Don't Code for Linux

by Haavard Nord

The days of developing applications for a single platform are history. Why? Because every platform offers at least one key benefit that cannot be attained on any other; Windows, Linux/UNIX, Mac OS X, embedded Linux and others each offer unique advantages. But given changing market conditions, it's impossible to predict which platform will give you the competitive edge you need.

Our anwser is: why pick? We feel that developers can and should leverage all the best qualities of each platform by embracing multiplatform development. This is true not only on the desktop, but also on the server, the network, mobile devices and every other tool that connects us. Our increasingly mobile working style demands portable data and portable applications to match today's distributed networks and global organizations.

Organizations that want to compete and survive must recognize a fragmented OS environment as a given, and they must respond by developing applications that run quickly, cleanly and natively on the greatest number of platforms possible. Applications written in this way take advantage of the best features each platform has to offer, without having to be written and rewritten for every instance. This process limits your company and represents a colossal waste of time. Forward-looking companies already recognize that single-platform development is destined to fail, and they have embraced a better way. Here's why we think this report on the death of single-platform development is not exaggerated.

Single-Platform Development Is Expensive

If you wish to develop for more than one platform, thus expanding your target market, your costs rise dramatically. You need a full team to develop for each platform. Perhaps more importantly, you need a full team to maintain and support each platform. This represents a linear increase in cost for each platform—an extremely inefficient way to do business.

Single-Platform Development Closes Doors

Developing applications for one platform increases your risk because you have to choose among markets before their potential is clear. Who's to say you'll be right? Software companies have been made or broken by this choice. In the recent past, people said Windows (with its momentum and market dominance) was the obvious choice—but wait! Linux has proven itself as a serious competitor in the server space and is picking up serious momentum on the desktop and in the embedded space. World-class consumer and enterprise companies are embracing its power, flexibility, security and low cost. So, what used to be an obvious platform decision isn't so obvious anymore. Do you know when (or where) this kind of rapid transformation will happen again? I don't.

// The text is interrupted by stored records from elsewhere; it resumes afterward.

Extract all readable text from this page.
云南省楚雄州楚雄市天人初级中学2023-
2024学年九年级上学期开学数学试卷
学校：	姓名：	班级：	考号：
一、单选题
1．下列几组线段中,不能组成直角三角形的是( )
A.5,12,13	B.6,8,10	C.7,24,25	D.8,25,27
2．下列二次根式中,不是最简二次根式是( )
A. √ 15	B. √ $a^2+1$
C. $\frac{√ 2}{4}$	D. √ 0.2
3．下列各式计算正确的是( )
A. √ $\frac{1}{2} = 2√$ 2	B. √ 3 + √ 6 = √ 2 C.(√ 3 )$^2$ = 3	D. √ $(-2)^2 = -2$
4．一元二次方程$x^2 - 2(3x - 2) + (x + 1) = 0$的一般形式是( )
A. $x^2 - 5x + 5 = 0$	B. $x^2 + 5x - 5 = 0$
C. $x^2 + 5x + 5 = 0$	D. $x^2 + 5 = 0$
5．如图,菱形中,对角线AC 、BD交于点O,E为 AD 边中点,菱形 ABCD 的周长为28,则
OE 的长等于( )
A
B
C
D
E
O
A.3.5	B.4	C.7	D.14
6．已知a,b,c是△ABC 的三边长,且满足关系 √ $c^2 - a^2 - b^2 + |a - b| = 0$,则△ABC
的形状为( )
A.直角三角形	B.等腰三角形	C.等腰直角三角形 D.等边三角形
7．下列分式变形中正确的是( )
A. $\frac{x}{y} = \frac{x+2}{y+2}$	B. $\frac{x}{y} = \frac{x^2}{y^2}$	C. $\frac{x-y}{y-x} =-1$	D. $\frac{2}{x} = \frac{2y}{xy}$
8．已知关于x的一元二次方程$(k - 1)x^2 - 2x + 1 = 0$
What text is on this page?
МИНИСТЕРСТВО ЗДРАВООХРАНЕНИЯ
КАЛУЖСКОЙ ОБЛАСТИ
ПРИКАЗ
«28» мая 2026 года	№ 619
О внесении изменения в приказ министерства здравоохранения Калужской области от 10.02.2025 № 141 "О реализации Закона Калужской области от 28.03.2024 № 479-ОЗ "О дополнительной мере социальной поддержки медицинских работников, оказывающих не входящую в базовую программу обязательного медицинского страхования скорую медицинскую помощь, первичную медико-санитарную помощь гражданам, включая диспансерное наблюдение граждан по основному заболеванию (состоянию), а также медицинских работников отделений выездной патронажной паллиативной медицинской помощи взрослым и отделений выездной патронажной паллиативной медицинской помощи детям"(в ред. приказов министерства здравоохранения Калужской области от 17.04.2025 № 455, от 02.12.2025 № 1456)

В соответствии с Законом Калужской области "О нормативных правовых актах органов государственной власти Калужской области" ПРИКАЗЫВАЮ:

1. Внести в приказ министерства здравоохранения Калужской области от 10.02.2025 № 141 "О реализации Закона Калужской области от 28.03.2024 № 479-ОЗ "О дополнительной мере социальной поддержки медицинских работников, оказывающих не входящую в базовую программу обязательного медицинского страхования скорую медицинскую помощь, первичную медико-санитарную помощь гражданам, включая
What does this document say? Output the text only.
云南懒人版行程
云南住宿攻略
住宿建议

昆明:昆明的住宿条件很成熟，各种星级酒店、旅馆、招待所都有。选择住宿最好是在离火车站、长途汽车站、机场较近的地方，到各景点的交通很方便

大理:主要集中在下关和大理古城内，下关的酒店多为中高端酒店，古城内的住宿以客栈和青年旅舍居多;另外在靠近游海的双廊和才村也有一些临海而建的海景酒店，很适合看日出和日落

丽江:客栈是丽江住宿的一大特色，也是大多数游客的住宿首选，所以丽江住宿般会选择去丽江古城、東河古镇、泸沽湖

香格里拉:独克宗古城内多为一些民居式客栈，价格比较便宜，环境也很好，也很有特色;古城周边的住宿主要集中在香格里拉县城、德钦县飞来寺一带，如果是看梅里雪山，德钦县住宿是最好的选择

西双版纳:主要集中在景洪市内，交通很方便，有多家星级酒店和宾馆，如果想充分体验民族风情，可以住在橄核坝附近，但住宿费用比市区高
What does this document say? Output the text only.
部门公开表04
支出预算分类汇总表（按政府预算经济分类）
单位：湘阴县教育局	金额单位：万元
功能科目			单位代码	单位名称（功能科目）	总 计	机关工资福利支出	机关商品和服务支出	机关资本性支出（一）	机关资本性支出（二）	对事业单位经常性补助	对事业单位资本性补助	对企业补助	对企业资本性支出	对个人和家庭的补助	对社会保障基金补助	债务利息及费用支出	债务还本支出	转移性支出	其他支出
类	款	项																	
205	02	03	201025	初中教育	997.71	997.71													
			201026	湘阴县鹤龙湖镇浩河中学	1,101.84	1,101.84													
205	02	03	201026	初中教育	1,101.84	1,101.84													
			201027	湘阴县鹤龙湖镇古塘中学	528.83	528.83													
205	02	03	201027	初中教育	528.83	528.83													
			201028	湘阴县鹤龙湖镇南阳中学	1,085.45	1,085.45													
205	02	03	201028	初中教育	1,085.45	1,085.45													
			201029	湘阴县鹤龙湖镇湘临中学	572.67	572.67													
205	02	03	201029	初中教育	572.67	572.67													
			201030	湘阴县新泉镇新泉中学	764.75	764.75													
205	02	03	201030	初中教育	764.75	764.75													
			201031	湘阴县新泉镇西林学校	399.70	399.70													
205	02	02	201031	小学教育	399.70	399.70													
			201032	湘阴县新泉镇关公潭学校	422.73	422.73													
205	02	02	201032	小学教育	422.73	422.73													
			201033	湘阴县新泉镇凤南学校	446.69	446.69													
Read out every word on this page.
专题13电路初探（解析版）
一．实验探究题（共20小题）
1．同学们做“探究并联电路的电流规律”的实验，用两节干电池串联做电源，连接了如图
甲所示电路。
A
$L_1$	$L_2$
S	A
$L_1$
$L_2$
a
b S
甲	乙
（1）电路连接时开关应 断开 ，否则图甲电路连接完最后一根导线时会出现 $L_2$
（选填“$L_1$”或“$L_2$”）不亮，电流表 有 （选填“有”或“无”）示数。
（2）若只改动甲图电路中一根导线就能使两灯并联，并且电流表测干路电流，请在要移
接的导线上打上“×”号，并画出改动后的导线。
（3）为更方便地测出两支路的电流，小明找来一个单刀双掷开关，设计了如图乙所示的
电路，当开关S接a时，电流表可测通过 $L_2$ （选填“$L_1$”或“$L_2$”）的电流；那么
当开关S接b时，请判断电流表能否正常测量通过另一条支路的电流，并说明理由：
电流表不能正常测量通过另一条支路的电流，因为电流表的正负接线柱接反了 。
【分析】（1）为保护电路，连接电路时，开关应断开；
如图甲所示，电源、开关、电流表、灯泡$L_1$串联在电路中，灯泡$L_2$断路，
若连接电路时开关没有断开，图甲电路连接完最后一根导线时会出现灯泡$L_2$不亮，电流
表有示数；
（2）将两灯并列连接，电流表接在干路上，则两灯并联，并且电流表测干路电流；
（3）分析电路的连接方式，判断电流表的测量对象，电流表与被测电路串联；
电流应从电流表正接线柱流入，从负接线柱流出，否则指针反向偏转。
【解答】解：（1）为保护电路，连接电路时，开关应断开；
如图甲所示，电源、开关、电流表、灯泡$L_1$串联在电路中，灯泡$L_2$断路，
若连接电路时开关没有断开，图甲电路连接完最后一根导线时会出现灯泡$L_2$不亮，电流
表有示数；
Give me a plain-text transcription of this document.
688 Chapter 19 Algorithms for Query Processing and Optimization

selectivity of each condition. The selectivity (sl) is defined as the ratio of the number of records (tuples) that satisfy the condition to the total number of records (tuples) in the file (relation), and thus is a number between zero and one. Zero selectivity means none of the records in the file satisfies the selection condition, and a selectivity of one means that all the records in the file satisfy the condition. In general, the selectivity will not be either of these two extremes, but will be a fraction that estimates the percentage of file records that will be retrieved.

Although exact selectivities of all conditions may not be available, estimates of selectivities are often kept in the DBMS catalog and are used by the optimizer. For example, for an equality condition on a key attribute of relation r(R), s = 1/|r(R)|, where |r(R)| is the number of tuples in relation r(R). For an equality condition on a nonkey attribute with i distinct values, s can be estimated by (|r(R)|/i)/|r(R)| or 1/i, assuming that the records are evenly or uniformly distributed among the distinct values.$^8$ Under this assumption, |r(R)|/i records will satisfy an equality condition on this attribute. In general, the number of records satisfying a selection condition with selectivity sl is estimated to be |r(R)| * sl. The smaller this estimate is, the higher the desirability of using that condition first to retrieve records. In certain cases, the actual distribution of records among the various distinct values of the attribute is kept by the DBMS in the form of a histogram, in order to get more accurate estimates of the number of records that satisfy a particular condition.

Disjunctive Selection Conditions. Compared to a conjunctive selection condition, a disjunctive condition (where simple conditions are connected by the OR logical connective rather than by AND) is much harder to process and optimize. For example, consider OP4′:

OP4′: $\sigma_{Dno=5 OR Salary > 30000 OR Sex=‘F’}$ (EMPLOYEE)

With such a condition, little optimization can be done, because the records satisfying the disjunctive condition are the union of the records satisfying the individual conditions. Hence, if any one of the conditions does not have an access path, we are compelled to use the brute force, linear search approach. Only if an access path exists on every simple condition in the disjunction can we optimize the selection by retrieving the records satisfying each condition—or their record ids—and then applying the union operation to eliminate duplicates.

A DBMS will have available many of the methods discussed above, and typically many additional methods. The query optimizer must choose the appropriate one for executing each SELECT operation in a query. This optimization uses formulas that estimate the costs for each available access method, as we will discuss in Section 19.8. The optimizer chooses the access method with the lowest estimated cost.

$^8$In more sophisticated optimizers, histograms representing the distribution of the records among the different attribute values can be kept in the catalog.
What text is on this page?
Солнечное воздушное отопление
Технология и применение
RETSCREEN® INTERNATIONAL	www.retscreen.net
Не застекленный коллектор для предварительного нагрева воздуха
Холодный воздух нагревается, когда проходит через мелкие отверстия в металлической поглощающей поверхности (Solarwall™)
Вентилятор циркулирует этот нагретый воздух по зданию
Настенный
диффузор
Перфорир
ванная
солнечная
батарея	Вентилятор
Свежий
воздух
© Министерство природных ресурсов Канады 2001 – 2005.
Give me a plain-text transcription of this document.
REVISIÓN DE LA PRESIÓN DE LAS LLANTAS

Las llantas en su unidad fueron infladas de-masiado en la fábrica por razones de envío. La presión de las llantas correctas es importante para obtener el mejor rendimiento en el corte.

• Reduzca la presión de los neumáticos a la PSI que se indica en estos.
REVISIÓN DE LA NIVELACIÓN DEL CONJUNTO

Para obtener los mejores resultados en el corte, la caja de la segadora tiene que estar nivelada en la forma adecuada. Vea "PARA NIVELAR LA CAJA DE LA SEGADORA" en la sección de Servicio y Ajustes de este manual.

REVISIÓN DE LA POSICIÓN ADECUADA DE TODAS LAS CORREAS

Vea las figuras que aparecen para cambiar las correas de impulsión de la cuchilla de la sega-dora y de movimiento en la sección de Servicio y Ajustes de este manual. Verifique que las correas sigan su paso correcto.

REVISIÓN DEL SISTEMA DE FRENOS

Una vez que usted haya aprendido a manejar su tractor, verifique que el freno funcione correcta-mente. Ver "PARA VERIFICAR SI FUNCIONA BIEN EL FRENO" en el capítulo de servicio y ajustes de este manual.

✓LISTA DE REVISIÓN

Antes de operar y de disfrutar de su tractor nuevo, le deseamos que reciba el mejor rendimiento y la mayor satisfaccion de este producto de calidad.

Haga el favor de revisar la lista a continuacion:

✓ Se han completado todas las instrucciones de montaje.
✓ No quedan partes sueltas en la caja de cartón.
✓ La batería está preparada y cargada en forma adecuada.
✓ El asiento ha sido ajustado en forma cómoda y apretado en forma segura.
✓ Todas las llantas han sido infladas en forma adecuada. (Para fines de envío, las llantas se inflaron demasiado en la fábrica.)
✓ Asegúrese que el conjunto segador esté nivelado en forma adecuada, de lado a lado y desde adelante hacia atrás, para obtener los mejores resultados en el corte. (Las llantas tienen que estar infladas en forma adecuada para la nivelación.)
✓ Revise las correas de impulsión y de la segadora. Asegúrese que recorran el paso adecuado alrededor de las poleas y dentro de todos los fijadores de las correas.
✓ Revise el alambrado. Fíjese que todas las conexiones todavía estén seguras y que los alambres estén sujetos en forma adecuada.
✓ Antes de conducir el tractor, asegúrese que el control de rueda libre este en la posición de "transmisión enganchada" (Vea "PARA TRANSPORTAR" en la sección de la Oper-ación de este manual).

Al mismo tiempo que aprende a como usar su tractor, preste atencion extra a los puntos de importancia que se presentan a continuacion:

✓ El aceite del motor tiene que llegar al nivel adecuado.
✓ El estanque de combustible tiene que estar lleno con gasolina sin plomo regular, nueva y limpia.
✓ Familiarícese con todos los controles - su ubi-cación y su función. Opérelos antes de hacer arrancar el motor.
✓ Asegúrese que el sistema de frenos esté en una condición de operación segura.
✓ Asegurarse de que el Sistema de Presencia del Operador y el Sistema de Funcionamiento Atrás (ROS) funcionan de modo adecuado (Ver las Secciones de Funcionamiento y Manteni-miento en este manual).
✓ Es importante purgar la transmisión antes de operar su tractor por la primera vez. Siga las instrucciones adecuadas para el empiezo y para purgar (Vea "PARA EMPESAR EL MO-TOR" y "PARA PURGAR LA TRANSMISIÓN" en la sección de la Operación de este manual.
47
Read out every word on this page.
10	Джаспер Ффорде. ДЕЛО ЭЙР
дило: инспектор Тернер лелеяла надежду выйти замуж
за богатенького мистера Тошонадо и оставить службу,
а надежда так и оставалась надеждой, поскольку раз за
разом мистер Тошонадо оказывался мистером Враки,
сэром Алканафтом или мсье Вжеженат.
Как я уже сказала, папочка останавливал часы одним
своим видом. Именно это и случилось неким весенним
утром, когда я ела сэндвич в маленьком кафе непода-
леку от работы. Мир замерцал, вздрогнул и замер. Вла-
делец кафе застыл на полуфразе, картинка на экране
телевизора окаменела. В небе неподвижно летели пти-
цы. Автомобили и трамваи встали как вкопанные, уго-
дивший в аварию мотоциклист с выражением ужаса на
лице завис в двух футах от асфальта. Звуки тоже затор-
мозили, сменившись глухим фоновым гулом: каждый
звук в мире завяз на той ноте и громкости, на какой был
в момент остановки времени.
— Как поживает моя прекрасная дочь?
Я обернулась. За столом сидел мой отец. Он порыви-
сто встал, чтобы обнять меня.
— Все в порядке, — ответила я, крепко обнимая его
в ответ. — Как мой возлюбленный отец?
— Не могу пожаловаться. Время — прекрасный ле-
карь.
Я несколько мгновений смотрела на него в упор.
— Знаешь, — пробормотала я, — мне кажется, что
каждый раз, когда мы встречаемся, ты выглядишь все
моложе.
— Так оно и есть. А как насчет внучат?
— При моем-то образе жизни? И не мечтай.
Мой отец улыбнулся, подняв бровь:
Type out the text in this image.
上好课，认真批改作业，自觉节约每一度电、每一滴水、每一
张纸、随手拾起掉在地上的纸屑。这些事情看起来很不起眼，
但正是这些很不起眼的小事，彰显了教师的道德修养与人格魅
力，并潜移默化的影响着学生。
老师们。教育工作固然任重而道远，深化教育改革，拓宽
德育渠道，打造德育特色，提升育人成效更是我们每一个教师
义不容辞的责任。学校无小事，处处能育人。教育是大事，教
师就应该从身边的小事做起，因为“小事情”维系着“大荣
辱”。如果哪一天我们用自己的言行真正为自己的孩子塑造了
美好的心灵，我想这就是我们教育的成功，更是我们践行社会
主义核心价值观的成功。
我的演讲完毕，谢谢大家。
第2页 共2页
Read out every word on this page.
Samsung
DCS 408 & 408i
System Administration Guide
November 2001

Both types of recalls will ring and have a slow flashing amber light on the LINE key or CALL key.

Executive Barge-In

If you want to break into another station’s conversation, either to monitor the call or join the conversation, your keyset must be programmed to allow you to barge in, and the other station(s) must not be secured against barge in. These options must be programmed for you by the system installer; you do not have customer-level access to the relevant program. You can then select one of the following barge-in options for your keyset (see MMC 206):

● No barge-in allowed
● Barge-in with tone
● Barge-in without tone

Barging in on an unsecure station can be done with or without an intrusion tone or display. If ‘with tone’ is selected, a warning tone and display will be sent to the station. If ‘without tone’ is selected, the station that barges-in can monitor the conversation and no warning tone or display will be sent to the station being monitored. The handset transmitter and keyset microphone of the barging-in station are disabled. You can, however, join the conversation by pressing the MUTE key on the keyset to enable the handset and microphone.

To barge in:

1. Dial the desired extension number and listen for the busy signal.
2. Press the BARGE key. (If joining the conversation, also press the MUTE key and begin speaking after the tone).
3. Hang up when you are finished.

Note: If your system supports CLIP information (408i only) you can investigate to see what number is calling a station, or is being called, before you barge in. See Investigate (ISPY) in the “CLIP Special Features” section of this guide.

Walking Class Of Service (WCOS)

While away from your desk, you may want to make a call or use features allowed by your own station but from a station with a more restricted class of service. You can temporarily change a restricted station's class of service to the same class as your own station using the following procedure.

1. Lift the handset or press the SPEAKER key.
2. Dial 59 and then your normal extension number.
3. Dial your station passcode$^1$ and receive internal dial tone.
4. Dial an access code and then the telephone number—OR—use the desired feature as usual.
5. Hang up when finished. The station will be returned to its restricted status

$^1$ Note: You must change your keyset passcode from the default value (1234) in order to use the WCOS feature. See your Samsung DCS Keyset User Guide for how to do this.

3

Single-Platform Development Does Not Encourage Mobile Deployment

Perhaps most importantly, if you limit development to a single desktop or server platform, you immediately restrict your access to the fastest-growing software market in the world: mobile systems. If, for example, you write an application for Microsoft Windows NT/2000, you automatically eliminate any cost-effective way to run your application on a mobile device, because you have to rewrite the source. Given that it's nearly essential to make applications mobile, developing applications on a single desktop/server platform can be a death sentence for that application even before it's finished.

The software industry has struggled for some time to develop commercially viable strategies for multiplatform development, and its history is littered with companies that have tried to do this, and failed. Why?

One difficulty has been a lack of complete functionality. Many toolkits deliver only subsets of functionality on multiple platforms, not the whole set. Another problem has been reliance on emulation or virtual machines. Both of these impose a significant and usually unacceptable performance penalty, especially for mobile devices that need high performance the most.

It's a well-recognized fact that differences between virtual machines lead to implementation workarounds and tweaks, as well as increased maintenance. This is another expense, and it makes the developers who have to do this work miserable.

Today, though, proven ways exist to write an application once, compile and run it anywhere. Companies who do multiplatform development create an environment in which development innovation will once again be the order of the day—not the exception.

Haavard Nord, cofounder and CEO of Trolltech, started his programming career trying to find acceptable multiplatform toolkits for database development. He now drives Trolltech's efforts in single-source, multiplatform software development. The company's products encourage innovation by letting developers write single-source applications that run natively on Windows, Linux, UNIX, Mac OS X and embedded Linux.